According to Kathy Maher, pharmacist and chair of the IPU’s Pharmacy Contractor’s Committee: “The MMR provides the best way to minimise the risks of contracting or spreading measles. Recent data has shown that vaccination rates have fallen in recent years. Pharmacists are now experienced vaccinators and have been playing an important role in combatting flu and Covid for many years. It is time to add measles, through the MMR, to the list of vaccinations available in local pharmacies.

“The Covid pandemic demonstrated that pharmacists can play an important role in administering vaccines. Patients value the convenient locations and long opening hours of Irish pharmacies; this asset should be utilised in the new fight against measles.”

Similar to the administration of Covid vaccines, several additional innovations – which were brought about as a direct result of the pandemic – have thankfully continued to this day, such as e-prescribing and the ability of pharmacists to extend the period of validity of some prescriptions.
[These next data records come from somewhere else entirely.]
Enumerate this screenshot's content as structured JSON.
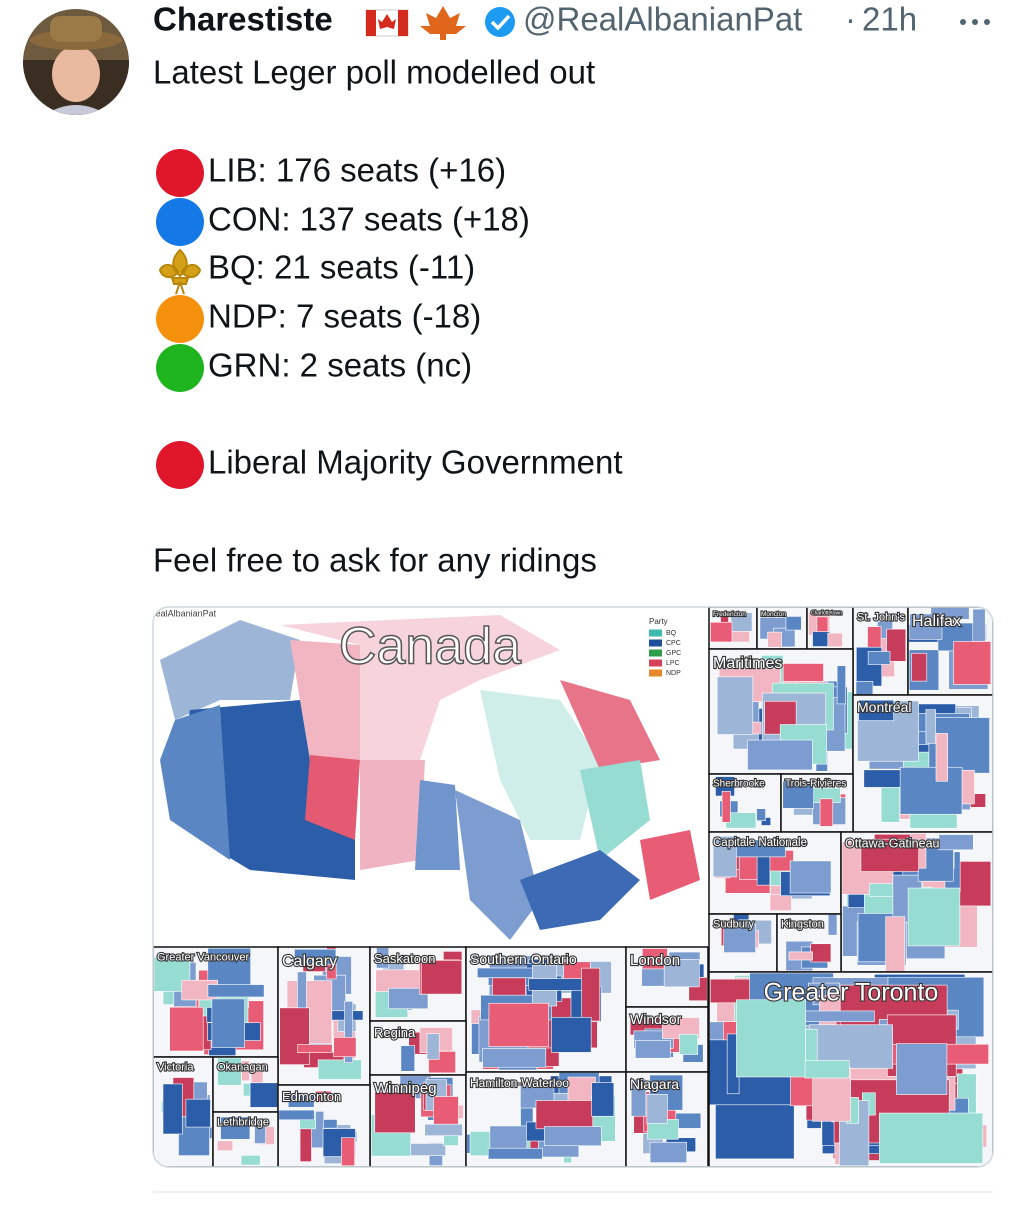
{
  "tweet": {
    "author_name": "Charestiste",
    "handle": "@RealAlbanianPat",
    "separator": "·",
    "time": "21h",
    "lines": [
      "Latest Leger poll modelled out",
      "LIB: 176 seats (+16)",
      "CON: 137 seats (+18)",
      "BQ: 21 seats (-11)",
      "NDP: 7 seats (-18)",
      "GRN: 2 seats (nc)",
      "Liberal Majority Government",
      "Feel free to ask for any ridings"
    ]
  },
  "map": {
    "watermark": "@RealAlbanianPat",
    "title": "Canada",
    "legend": {
      "title": "Party",
      "items": [
        {
          "label": "BQ",
          "color": "#3fb8ad"
        },
        {
          "label": "CPC",
          "color": "#1f4f9a"
        },
        {
          "label": "GPC",
          "color": "#2e9e4a"
        },
        {
          "label": "LPC",
          "color": "#d6405a"
        },
        {
          "label": "NDP",
          "color": "#e8872a"
        }
      ]
    },
    "regions": [
      "Fredericton",
      "Moncton",
      "Charlottetown",
      "St. John's",
      "Halifax",
      "Maritimes",
      "Montréal",
      "Sherbrooke",
      "Trois-Rivières",
      "Capitale Nationale",
      "Ottawa-Gatineau",
      "Sudbury",
      "Kingston",
      "Greater Toronto",
      "Greater Vancouver",
      "Calgary",
      "Saskatoon",
      "Southern Ontario",
      "London",
      "Windsor",
      "Regina",
      "Victoria",
      "Okanagan",
      "Winnipeg",
      "Hamilton-Waterloo",
      "Niagara",
      "Edmonton",
      "Lethbridge"
    ]
  }
}
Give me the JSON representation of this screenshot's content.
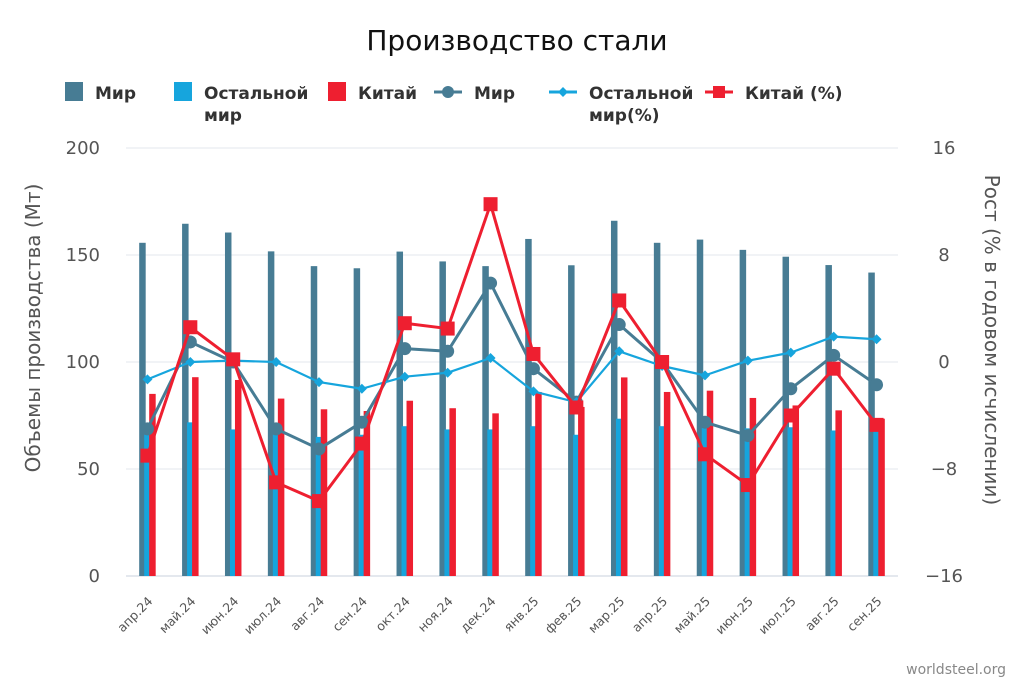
{
  "chart_data": {
    "type": "bar",
    "title": "Производство стали",
    "ylabel": "Объемы производства (Мт)",
    "y2label": "Рост (% в годовом исчислении)",
    "ylim": [
      0,
      200
    ],
    "y2lim": [
      -16,
      16
    ],
    "yticks": [
      "0",
      "50",
      "100",
      "150",
      "200"
    ],
    "y2ticks": [
      "−16",
      "−8",
      "0",
      "8",
      "16"
    ],
    "categories": [
      "апр.24",
      "май.24",
      "июн.24",
      "июл.24",
      "авг.24",
      "сен.24",
      "окт.24",
      "ноя.24",
      "дек.24",
      "янв.25",
      "фев.25",
      "мар.25",
      "апр.25",
      "май.25",
      "июн.25",
      "июл.25",
      "авг.25",
      "сен.25"
    ],
    "series": [
      {
        "name": "Мир",
        "kind": "bar",
        "axis": "left",
        "color": "#477c94",
        "values": [
          155.7,
          164.6,
          160.5,
          151.7,
          144.8,
          143.8,
          151.6,
          147.0,
          144.8,
          157.5,
          145.2,
          166.0,
          155.7,
          157.2,
          152.4,
          149.2,
          145.3,
          141.8
        ]
      },
      {
        "name": "Остальной мир",
        "kind": "bar",
        "axis": "left",
        "color": "#16a5dd",
        "values": [
          70.6,
          71.8,
          68.5,
          69.0,
          65.0,
          66.0,
          70.0,
          68.5,
          68.5,
          70.0,
          66.0,
          73.5,
          70.0,
          70.0,
          69.0,
          69.5,
          68.0,
          68.0
        ]
      },
      {
        "name": "Китай",
        "kind": "bar",
        "axis": "left",
        "color": "#ee1f30",
        "values": [
          85.1,
          92.9,
          91.6,
          82.9,
          77.9,
          77.1,
          81.9,
          78.4,
          76.0,
          86.0,
          79.0,
          92.8,
          86.0,
          86.6,
          83.2,
          79.7,
          77.4,
          73.5
        ]
      },
      {
        "name": "Мир",
        "kind": "line",
        "axis": "right",
        "color": "#477c94",
        "marker": "circle",
        "values": [
          -5.0,
          1.5,
          0.0,
          -5.0,
          -6.5,
          -4.5,
          1.0,
          0.8,
          5.9,
          -0.5,
          -3.0,
          2.8,
          0.0,
          -4.5,
          -5.5,
          -2.0,
          0.5,
          -1.7
        ]
      },
      {
        "name": "Остальной мир(%)",
        "kind": "line",
        "axis": "right",
        "color": "#16a5dd",
        "marker": "diamond",
        "values": [
          -1.3,
          0.0,
          0.1,
          0.0,
          -1.5,
          -2.0,
          -1.1,
          -0.8,
          0.3,
          -2.2,
          -3.0,
          0.8,
          -0.3,
          -1.0,
          0.1,
          0.7,
          1.9,
          1.7
        ]
      },
      {
        "name": "Китай (%)",
        "kind": "line",
        "axis": "right",
        "color": "#ee1f30",
        "marker": "square",
        "values": [
          -7.0,
          2.6,
          0.2,
          -9.0,
          -10.4,
          -6.1,
          2.9,
          2.5,
          11.8,
          0.6,
          -3.4,
          4.6,
          0.0,
          -6.9,
          -9.2,
          -4.0,
          -0.5,
          -4.7
        ]
      }
    ],
    "legend": {
      "position": "top",
      "items": [
        {
          "label1": "Мир",
          "label2": "",
          "symbol": "bar",
          "color": "#477c94"
        },
        {
          "label1": "Остальной",
          "label2": "мир",
          "symbol": "bar",
          "color": "#16a5dd"
        },
        {
          "label1": "Китай",
          "label2": "",
          "symbol": "bar",
          "color": "#ee1f30"
        },
        {
          "label1": "Мир",
          "label2": "",
          "symbol": "line-circle",
          "color": "#477c94"
        },
        {
          "label1": "Остальной",
          "label2": "мир(%)",
          "symbol": "line-diamond",
          "color": "#16a5dd"
        },
        {
          "label1": "Китай (%)",
          "label2": "",
          "symbol": "line-square",
          "color": "#ee1f30"
        }
      ]
    },
    "source": "worldsteel.org"
  }
}
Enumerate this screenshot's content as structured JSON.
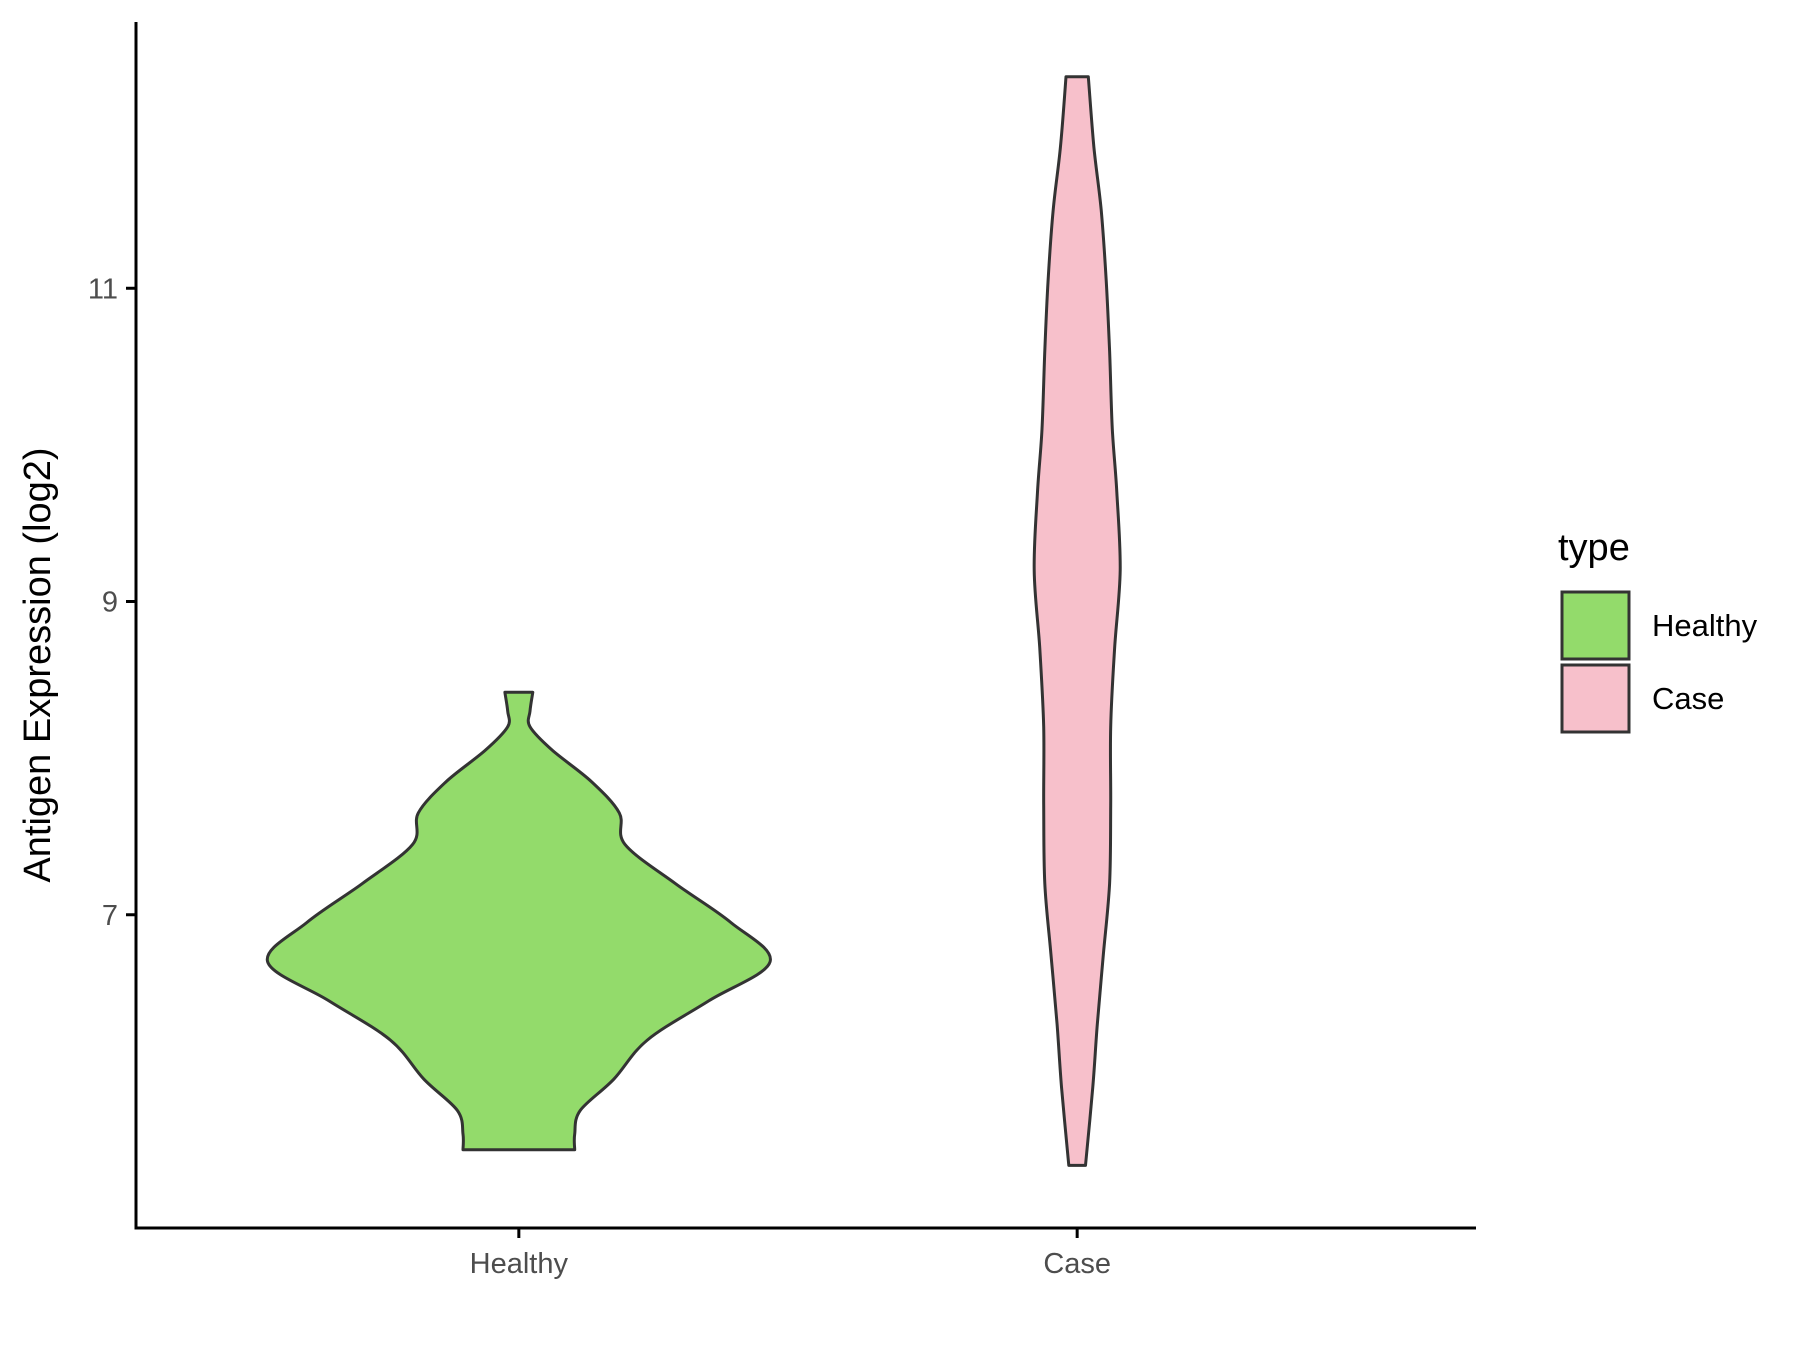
{
  "chart_data": {
    "type": "violin",
    "title": "",
    "xlabel": "",
    "ylabel": "Antigen Expression (log2)",
    "categories": [
      "Healthy",
      "Case"
    ],
    "yticks": [
      7,
      9,
      11
    ],
    "ylim": [
      5.0,
      12.7
    ],
    "grid": false,
    "legend": {
      "title": "type",
      "placement": "right",
      "items": [
        {
          "label": "Healthy",
          "color": "#93DB6B"
        },
        {
          "label": "Case",
          "color": "#F7C0CB"
        }
      ]
    },
    "series": [
      {
        "name": "Healthy",
        "color": "#93DB6B",
        "profile": [
          {
            "y": 5.5,
            "half_width": 0.1
          },
          {
            "y": 5.6,
            "half_width": 0.1
          },
          {
            "y": 5.75,
            "half_width": 0.11
          },
          {
            "y": 5.95,
            "half_width": 0.17
          },
          {
            "y": 6.2,
            "half_width": 0.23
          },
          {
            "y": 6.45,
            "half_width": 0.34
          },
          {
            "y": 6.7,
            "half_width": 0.45
          },
          {
            "y": 6.95,
            "half_width": 0.38
          },
          {
            "y": 7.2,
            "half_width": 0.28
          },
          {
            "y": 7.45,
            "half_width": 0.19
          },
          {
            "y": 7.65,
            "half_width": 0.18
          },
          {
            "y": 7.85,
            "half_width": 0.13
          },
          {
            "y": 8.05,
            "half_width": 0.06
          },
          {
            "y": 8.2,
            "half_width": 0.02
          },
          {
            "y": 8.3,
            "half_width": 0.02
          },
          {
            "y": 8.42,
            "half_width": 0.025
          }
        ]
      },
      {
        "name": "Case",
        "color": "#F7C0CB",
        "profile": [
          {
            "y": 5.4,
            "half_width": 0.015
          },
          {
            "y": 5.9,
            "half_width": 0.028
          },
          {
            "y": 6.3,
            "half_width": 0.036
          },
          {
            "y": 6.75,
            "half_width": 0.047
          },
          {
            "y": 7.2,
            "half_width": 0.058
          },
          {
            "y": 7.7,
            "half_width": 0.06
          },
          {
            "y": 8.2,
            "half_width": 0.06
          },
          {
            "y": 8.7,
            "half_width": 0.067
          },
          {
            "y": 9.2,
            "half_width": 0.077
          },
          {
            "y": 9.7,
            "half_width": 0.071
          },
          {
            "y": 10.1,
            "half_width": 0.063
          },
          {
            "y": 10.6,
            "half_width": 0.058
          },
          {
            "y": 11.05,
            "half_width": 0.052
          },
          {
            "y": 11.5,
            "half_width": 0.043
          },
          {
            "y": 11.9,
            "half_width": 0.03
          },
          {
            "y": 12.35,
            "half_width": 0.02
          }
        ]
      }
    ]
  }
}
All of these have been of huge benefit to patients.

The key role played by pharmacists for generations in local communities and hospitals, which was put into sharp focus during the pandemic, has shown that the public warmly welcomes and appreciates pharmacy-based healthcare services.

Indeed, public appetite for such services was borne out in the Pharmacy Index 2023, which found that 96 per cent of adults would welcome pharmacists being able to prescribe for minor ailments and 94 per cent were in favour of pharmacists being able to repeat certain prescriptions without having to visit a GP.

The 2023 survey, which was carried out by Behaviour & Attitudes and published by the IPU, also found that 98 per cent of people in Ireland stated that they valued the advice pharmacists provide.

The survey further revealed that more than three-quarters (77 per cent) of Irish adults believe that pharmacists compare very highly or highly with other healthcare professionals.


Pharmacists have proven to be essential in public health promotion and protection

As we look to the future and await the final recommendations of the expert taskforce to support the expansion of the role of pharmacists in Ireland, we can only look forward to the profession’s increasing involvement in patient care.

Over many years pharmacists have proven to be a central tenet of healthcare delivery in Ireland. For the past 25 years, Irish Pharmacist has played a central role in reporting on developments and advocating for the sector. Personally, it was an honour to play a very small role in that.